Le versement de 1 745 euros est une prime d’épargne salariale qui correspond à la moyenne nationale des primes de participation et d’intéressement distribuées chaque année aux salariés éligibles avant le 31 mai. En 2024, dernière année de référence disponible, ce montant a progressé de 3,81 % et a concerné plus de 11 millions de travailleurs en France. Le montant du versement 2026, basé sur les résultats de l’exercice 2025, sera connu après le prochain versement de mai.
Vous avez vu ce montant sur votre relevé bancaire ou dans l’actualité financière et vous ne savez pas exactement ce qu’il représente ? Ce virement n’est ni une aide de l’Etat, ni une erreur bancaire, ni une prime exceptionnelle tombée du ciel. C’est votre argent, issu des bénéfices de votre entreprise, que la loi lui impose de vous reverser chaque année. Voici ce que vous devez savoir avant de décider quoi en faire.
Les 5 points essentiels à retenir :
- Le montant de 1 745 euros est une moyenne nationale, votre prime réelle sera très probablement différente.
- Il provient de deux mécanismes : la participation (obligatoire pour les entreprises de 50 salariés et plus) et l’intéressement (facultatif).
- Le versement doit légalement intervenir avant le 31 mai de chaque année.
- Vous pouvez choisir de le retirer immédiatement (imposable) ou de le placer sur un PEE (exonéré d’impôt sur le revenu).
- Si vous placez votre prime, votre employeur peut ajouter un abondement, c’est-à-dire une somme complémentaire offerte.

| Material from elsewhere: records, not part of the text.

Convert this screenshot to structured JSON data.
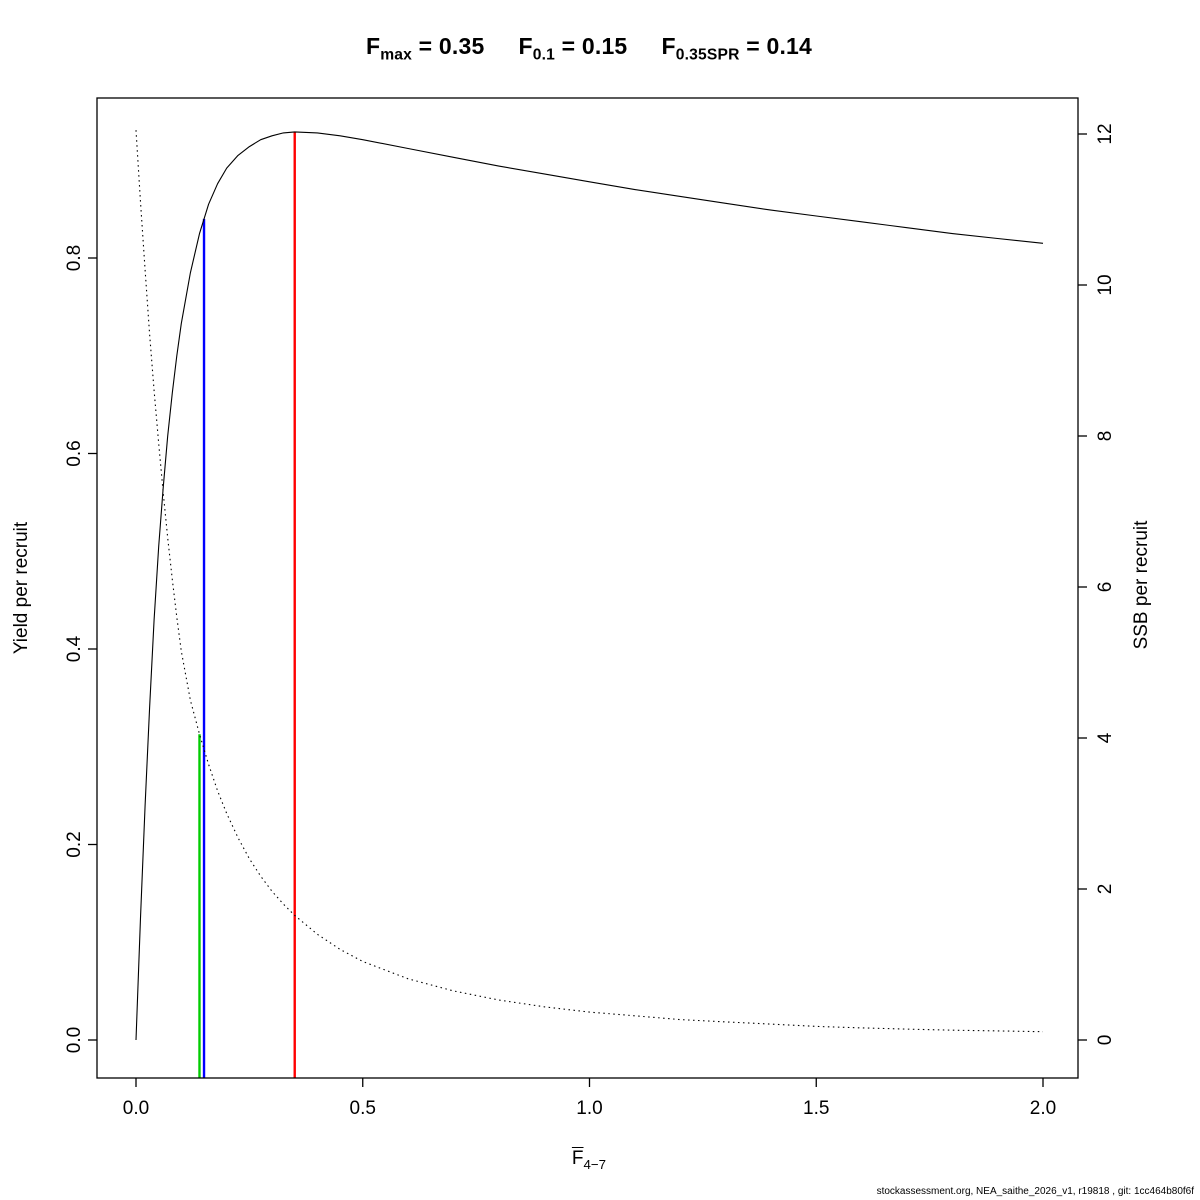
{
  "title": {
    "text": "Fmax = 0.35    F0.1 = 0.15    F0.35SPR = 0.14",
    "items": [
      {
        "name": "F_max",
        "base": "F",
        "sub": "max",
        "value": "0.35"
      },
      {
        "name": "F_0.1",
        "base": "F",
        "sub": "0.1",
        "value": "0.15"
      },
      {
        "name": "F_0.35SPR",
        "base": "F",
        "sub": "0.35SPR",
        "value": "0.14"
      }
    ]
  },
  "footer": {
    "text": "stockassessment.org, NEA_saithe_2026_v1, r19818 , git: 1cc464b80f6f"
  },
  "chart_data": {
    "type": "line",
    "title": "Fmax = 0.35  F0.1 = 0.15  F0.35SPR = 0.14",
    "x_axis": {
      "label_base": "F",
      "label_sub": "4−7",
      "range": [
        0,
        2.05
      ],
      "ticks": [
        0,
        0.5,
        1.0,
        1.5,
        2.0
      ],
      "tick_labels": [
        "0.0",
        "0.5",
        "1.0",
        "1.5",
        "2.0"
      ]
    },
    "y_left": {
      "label": "Yield per recruit",
      "range": [
        0,
        0.93
      ],
      "ticks": [
        0,
        0.2,
        0.4,
        0.6,
        0.8
      ],
      "tick_labels": [
        "0.0",
        "0.2",
        "0.4",
        "0.6",
        "0.8"
      ]
    },
    "y_right": {
      "label": "SSB per recruit",
      "range": [
        0,
        12.1
      ],
      "ticks": [
        0,
        2,
        4,
        6,
        8,
        10,
        12
      ],
      "tick_labels": [
        "0",
        "2",
        "4",
        "6",
        "8",
        "10",
        "12"
      ]
    },
    "grid": false,
    "legend": "none",
    "series": [
      {
        "name": "yield-per-recruit",
        "axis": "left",
        "style": "solid",
        "color": "#000000",
        "x": [
          0,
          0.01,
          0.02,
          0.03,
          0.04,
          0.05,
          0.06,
          0.07,
          0.08,
          0.09,
          0.1,
          0.12,
          0.14,
          0.16,
          0.18,
          0.2,
          0.225,
          0.25,
          0.275,
          0.3,
          0.325,
          0.35,
          0.4,
          0.45,
          0.5,
          0.6,
          0.7,
          0.8,
          0.9,
          1.0,
          1.1,
          1.2,
          1.3,
          1.4,
          1.5,
          1.6,
          1.7,
          1.8,
          1.9,
          2.0
        ],
        "y": [
          0,
          0.125,
          0.24,
          0.34,
          0.43,
          0.505,
          0.565,
          0.618,
          0.662,
          0.7,
          0.733,
          0.785,
          0.825,
          0.855,
          0.876,
          0.892,
          0.905,
          0.914,
          0.921,
          0.925,
          0.928,
          0.929,
          0.928,
          0.925,
          0.921,
          0.912,
          0.903,
          0.894,
          0.886,
          0.878,
          0.87,
          0.863,
          0.856,
          0.849,
          0.843,
          0.837,
          0.831,
          0.825,
          0.82,
          0.815
        ]
      },
      {
        "name": "ssb-per-recruit",
        "axis": "right",
        "style": "dotted",
        "color": "#000000",
        "x": [
          0,
          0.01,
          0.02,
          0.03,
          0.04,
          0.05,
          0.06,
          0.07,
          0.08,
          0.09,
          0.1,
          0.12,
          0.14,
          0.16,
          0.18,
          0.2,
          0.225,
          0.25,
          0.275,
          0.3,
          0.325,
          0.35,
          0.4,
          0.45,
          0.5,
          0.6,
          0.7,
          0.8,
          0.9,
          1.0,
          1.1,
          1.2,
          1.3,
          1.4,
          1.5,
          1.6,
          1.7,
          1.8,
          1.9,
          2.0
        ],
        "y": [
          12.05,
          11.1,
          10.2,
          9.35,
          8.6,
          7.9,
          7.25,
          6.65,
          6.1,
          5.6,
          5.15,
          4.5,
          4.05,
          3.65,
          3.3,
          3.0,
          2.68,
          2.4,
          2.17,
          1.97,
          1.8,
          1.65,
          1.4,
          1.2,
          1.04,
          0.81,
          0.65,
          0.53,
          0.44,
          0.37,
          0.32,
          0.27,
          0.24,
          0.21,
          0.18,
          0.16,
          0.145,
          0.13,
          0.12,
          0.11
        ]
      }
    ],
    "reference_lines": [
      {
        "name": "F-max",
        "x": 0.35,
        "top_value": 0.929,
        "top_axis": "left",
        "color": "#ff0000"
      },
      {
        "name": "F-0.1",
        "x": 0.15,
        "top_value": 0.84,
        "top_axis": "left",
        "color": "#0000ff"
      },
      {
        "name": "F-0.35SPR",
        "x": 0.14,
        "top_value": 4.05,
        "top_axis": "right",
        "color": "#00cc00"
      }
    ]
  }
}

- Le versement de 1 745 euros est la dernière moyenne nationale connue, issue des données DARES 2024. Le montant 2026 sera déterminé après le prochain versement de mai : votre prime réelle sera très probablement différente.

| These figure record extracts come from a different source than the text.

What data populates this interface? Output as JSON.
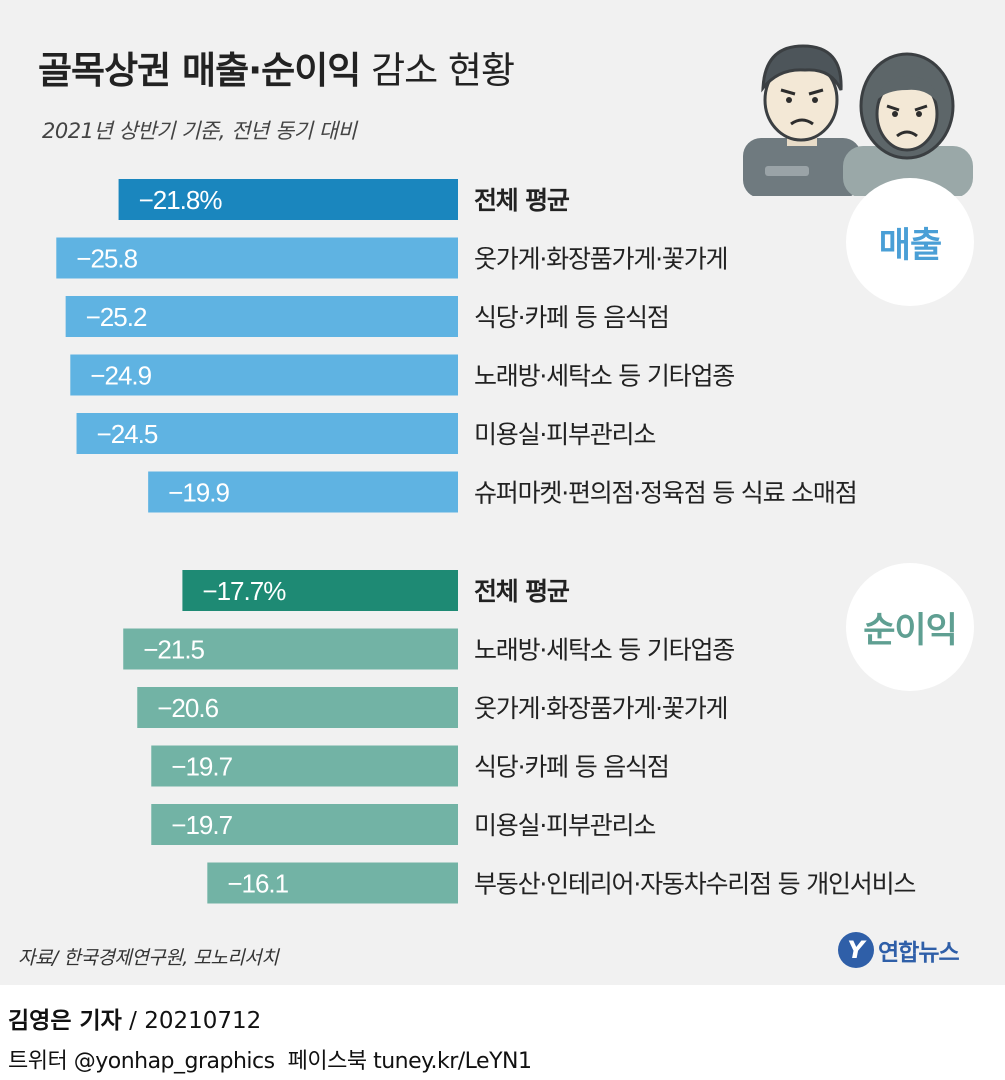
{
  "title": {
    "bold": "골목상권 매출·순이익",
    "rest": "감소 현황"
  },
  "subtitle": "2021년 상반기 기준, 전년 동기 대비",
  "source": "자료/ 한국경제연구원, 모노리서치",
  "logo": {
    "mark": "Y",
    "text": "연합뉴스"
  },
  "byline": {
    "reporter": "김영은 기자",
    "date": "20210712"
  },
  "social": {
    "twitter": "트위터 @yonhap_graphics",
    "facebook": "페이스북 tuney.kr/LeYN1"
  },
  "colors": {
    "sales_avg": "#1a86be",
    "sales_bar": "#5fb3e2",
    "sales_badge_text": "#4a9fd6",
    "profit_avg": "#1e8a74",
    "profit_bar": "#72b3a5",
    "profit_badge_text": "#5f9f92",
    "background": "#f1f1f1"
  },
  "chart_data": [
    {
      "type": "bar",
      "name": "매출",
      "orientation": "horizontal",
      "categories": [
        "전체 평균",
        "옷가게·화장품가게·꽃가게",
        "식당·카페 등 음식점",
        "노래방·세탁소 등 기타업종",
        "미용실·피부관리소",
        "슈퍼마켓·편의점·정육점 등 식료 소매점"
      ],
      "values": [
        -21.8,
        -25.8,
        -25.2,
        -24.9,
        -24.5,
        -19.9
      ],
      "labels": [
        "−21.8%",
        "−25.8",
        "−25.2",
        "−24.9",
        "−24.5",
        "−19.9"
      ],
      "highlight_index": 0,
      "unit": "%"
    },
    {
      "type": "bar",
      "name": "순이익",
      "orientation": "horizontal",
      "categories": [
        "전체 평균",
        "노래방·세탁소 등 기타업종",
        "옷가게·화장품가게·꽃가게",
        "식당·카페 등 음식점",
        "미용실·피부관리소",
        "부동산·인테리어·자동차수리점 등 개인서비스"
      ],
      "values": [
        -17.7,
        -21.5,
        -20.6,
        -19.7,
        -19.7,
        -16.1
      ],
      "labels": [
        "−17.7%",
        "−21.5",
        "−20.6",
        "−19.7",
        "−19.7",
        "−16.1"
      ],
      "highlight_index": 0,
      "unit": "%"
    }
  ]
}
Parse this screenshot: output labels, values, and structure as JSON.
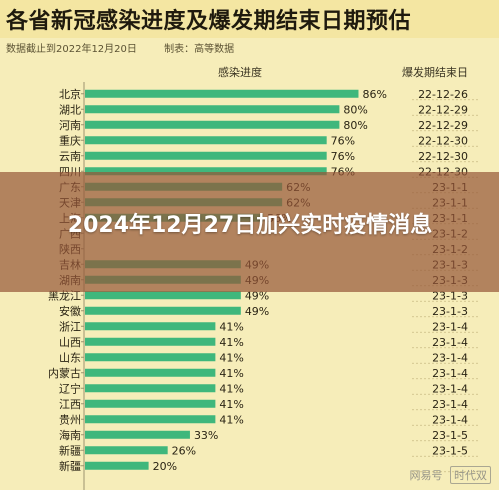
{
  "chart_data": {
    "type": "bar",
    "orientation": "horizontal",
    "title": "各省新冠感染进度及爆发期结束日期预估",
    "source_label": "数据截止到2022年12月20日",
    "maker_label": "制表：高等数据",
    "value_column_header": "感染进度",
    "date_column_header": "爆发期结束日",
    "xlim": [
      0,
      100
    ],
    "bar_color": "#3fb77c",
    "categories": [
      "北京",
      "湖北",
      "河南",
      "重庆",
      "云南",
      "四川",
      "广东",
      "天津",
      "上海",
      "广西",
      "陕西",
      "吉林",
      "湖南",
      "黑龙江",
      "安徽",
      "浙江",
      "山西",
      "山东",
      "内蒙古",
      "辽宁",
      "江西",
      "贵州",
      "海南",
      "新疆",
      "新疆"
    ],
    "values": [
      86,
      80,
      80,
      76,
      76,
      76,
      62,
      62,
      56,
      null,
      null,
      49,
      49,
      49,
      49,
      41,
      41,
      41,
      41,
      41,
      41,
      41,
      33,
      26,
      20
    ],
    "value_labels": [
      "86%",
      "80%",
      "80%",
      "76%",
      "76%",
      "76%",
      "62%",
      "62%",
      "56%",
      "",
      "",
      "49%",
      "49%",
      "49%",
      "49%",
      "41%",
      "41%",
      "41%",
      "41%",
      "41%",
      "41%",
      "41%",
      "33%",
      "26%",
      "20%"
    ],
    "end_dates": [
      "22-12-26",
      "22-12-29",
      "22-12-29",
      "22-12-30",
      "22-12-30",
      "22-12-30",
      "23-1-1",
      "23-1-1",
      "23-1-1",
      "23-1-2",
      "23-1-2",
      "23-1-3",
      "23-1-3",
      "23-1-3",
      "23-1-3",
      "23-1-4",
      "23-1-4",
      "23-1-4",
      "23-1-4",
      "23-1-4",
      "23-1-4",
      "23-1-4",
      "23-1-5",
      "23-1-5",
      ""
    ]
  },
  "overlay": {
    "headline": "2024年12月27日加兴实时疫情消息"
  },
  "watermark": {
    "site": "网易号",
    "author": "时代双"
  }
}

- Il provient de deux dispositifs légaux : la participation (obligatoire, +50 salariés) et l’intéressement (facultatif), qui peuvent se cumuler.

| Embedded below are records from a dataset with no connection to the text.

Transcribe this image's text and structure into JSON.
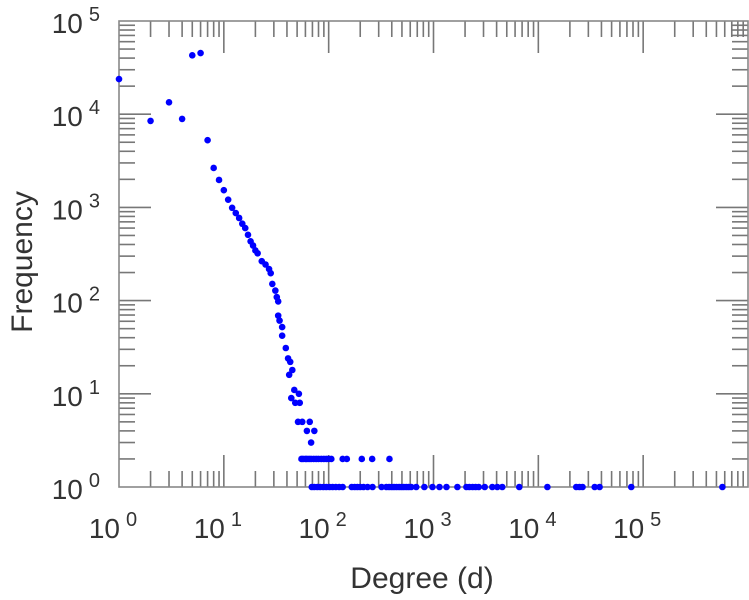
{
  "chart_data": {
    "type": "scatter",
    "title": "",
    "xlabel": "Degree (d)",
    "ylabel": "Frequency",
    "xscale": "log",
    "yscale": "log",
    "xlim": [
      1,
      1000000
    ],
    "ylim": [
      1,
      100000
    ],
    "grid": false,
    "marker_color": "#0000ff",
    "x_tick_labels": [
      {
        "base": "10",
        "exp": "0",
        "value": 1
      },
      {
        "base": "10",
        "exp": "1",
        "value": 10
      },
      {
        "base": "10",
        "exp": "2",
        "value": 100
      },
      {
        "base": "10",
        "exp": "3",
        "value": 1000
      },
      {
        "base": "10",
        "exp": "4",
        "value": 10000
      },
      {
        "base": "10",
        "exp": "5",
        "value": 100000
      }
    ],
    "y_tick_labels": [
      {
        "base": "10",
        "exp": "0",
        "value": 1
      },
      {
        "base": "10",
        "exp": "1",
        "value": 10
      },
      {
        "base": "10",
        "exp": "2",
        "value": 100
      },
      {
        "base": "10",
        "exp": "3",
        "value": 1000
      },
      {
        "base": "10",
        "exp": "4",
        "value": 10000
      },
      {
        "base": "10",
        "exp": "5",
        "value": 100000
      }
    ],
    "points": [
      [
        1,
        23800
      ],
      [
        2,
        8470
      ],
      [
        3,
        13400
      ],
      [
        4,
        8900
      ],
      [
        5,
        42800
      ],
      [
        6,
        45300
      ],
      [
        7,
        5260
      ],
      [
        8,
        2650
      ],
      [
        9,
        1970
      ],
      [
        10,
        1530
      ],
      [
        11,
        1210
      ],
      [
        12,
        990
      ],
      [
        13,
        870
      ],
      [
        14,
        770
      ],
      [
        15,
        668
      ],
      [
        16,
        600
      ],
      [
        17,
        508
      ],
      [
        18,
        433
      ],
      [
        19,
        390
      ],
      [
        20,
        345
      ],
      [
        21,
        322
      ],
      [
        23,
        265
      ],
      [
        25,
        244
      ],
      [
        27,
        218
      ],
      [
        28,
        197
      ],
      [
        29,
        151
      ],
      [
        31,
        128
      ],
      [
        32,
        109
      ],
      [
        33,
        98
      ],
      [
        33,
        69
      ],
      [
        34,
        61
      ],
      [
        36,
        52
      ],
      [
        36,
        42
      ],
      [
        39,
        31
      ],
      [
        41,
        24
      ],
      [
        43,
        22
      ],
      [
        45,
        18
      ],
      [
        42,
        16
      ],
      [
        47,
        11
      ],
      [
        52,
        10
      ],
      [
        44,
        9
      ],
      [
        48,
        8
      ],
      [
        53,
        8
      ],
      [
        51,
        5
      ],
      [
        56,
        5
      ],
      [
        66,
        5
      ],
      [
        62,
        4
      ],
      [
        73,
        4
      ],
      [
        68,
        3
      ],
      [
        55,
        2
      ],
      [
        57,
        2
      ],
      [
        60,
        2
      ],
      [
        62,
        2
      ],
      [
        65,
        2
      ],
      [
        68,
        2
      ],
      [
        72,
        2
      ],
      [
        76,
        2
      ],
      [
        80,
        2
      ],
      [
        85,
        2
      ],
      [
        90,
        2
      ],
      [
        95,
        2
      ],
      [
        100,
        2
      ],
      [
        106,
        2
      ],
      [
        136,
        2
      ],
      [
        149,
        2
      ],
      [
        207,
        2
      ],
      [
        260,
        2
      ],
      [
        380,
        2
      ],
      [
        69,
        1
      ],
      [
        73,
        1
      ],
      [
        78,
        1
      ],
      [
        83,
        1
      ],
      [
        89,
        1
      ],
      [
        95,
        1
      ],
      [
        102,
        1
      ],
      [
        109,
        1
      ],
      [
        117,
        1
      ],
      [
        126,
        1
      ],
      [
        136,
        1
      ],
      [
        166,
        1
      ],
      [
        177,
        1
      ],
      [
        188,
        1
      ],
      [
        200,
        1
      ],
      [
        215,
        1
      ],
      [
        235,
        1
      ],
      [
        262,
        1
      ],
      [
        320,
        1
      ],
      [
        355,
        1
      ],
      [
        377,
        1
      ],
      [
        399,
        1
      ],
      [
        420,
        1
      ],
      [
        444,
        1
      ],
      [
        470,
        1
      ],
      [
        495,
        1
      ],
      [
        520,
        1
      ],
      [
        550,
        1
      ],
      [
        580,
        1
      ],
      [
        613,
        1
      ],
      [
        684,
        1
      ],
      [
        818,
        1
      ],
      [
        978,
        1
      ],
      [
        1140,
        1
      ],
      [
        1330,
        1
      ],
      [
        1690,
        1
      ],
      [
        2060,
        1
      ],
      [
        2200,
        1
      ],
      [
        2360,
        1
      ],
      [
        2520,
        1
      ],
      [
        2700,
        1
      ],
      [
        3080,
        1
      ],
      [
        3640,
        1
      ],
      [
        4060,
        1
      ],
      [
        4530,
        1
      ],
      [
        6580,
        1
      ],
      [
        12200,
        1
      ],
      [
        23000,
        1
      ],
      [
        24700,
        1
      ],
      [
        26400,
        1
      ],
      [
        34500,
        1
      ],
      [
        38400,
        1
      ],
      [
        77000,
        1
      ],
      [
        570000,
        1
      ]
    ]
  }
}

- Le versement doit intervenir avant le 31 mai de chaque année, sous peine de majoration de 8,6 % par an pour l’employeur.
- Placée sur un PEE, la prime est totalement exonérée d’impôt sur le revenu. Retirée immédiatement, elle est imposable (plus de 520 euros d’impôts à 30 % de TMI sur 1 745 euros).
- L’abondement employeur n’est possible qu’en cas de placement : c’est l’avantage le plus souvent oublié, et potentiellement le plus rentable.

Qu’est-ce que le versement de 1 745 euros ?
Ce montant ne désigne pas un virement unique et identique pour tous : c’est la moyenne nationale calculée par la DARES (Direction de l’Animation de la Recherche, des Etudes et des Statistiques) à partir des primes d’épargne salariale versées en France en 2024. Il regroupe deux dispositifs distincts, encadrés par le Code du travail, qui peuvent se cumuler sur un même exercice.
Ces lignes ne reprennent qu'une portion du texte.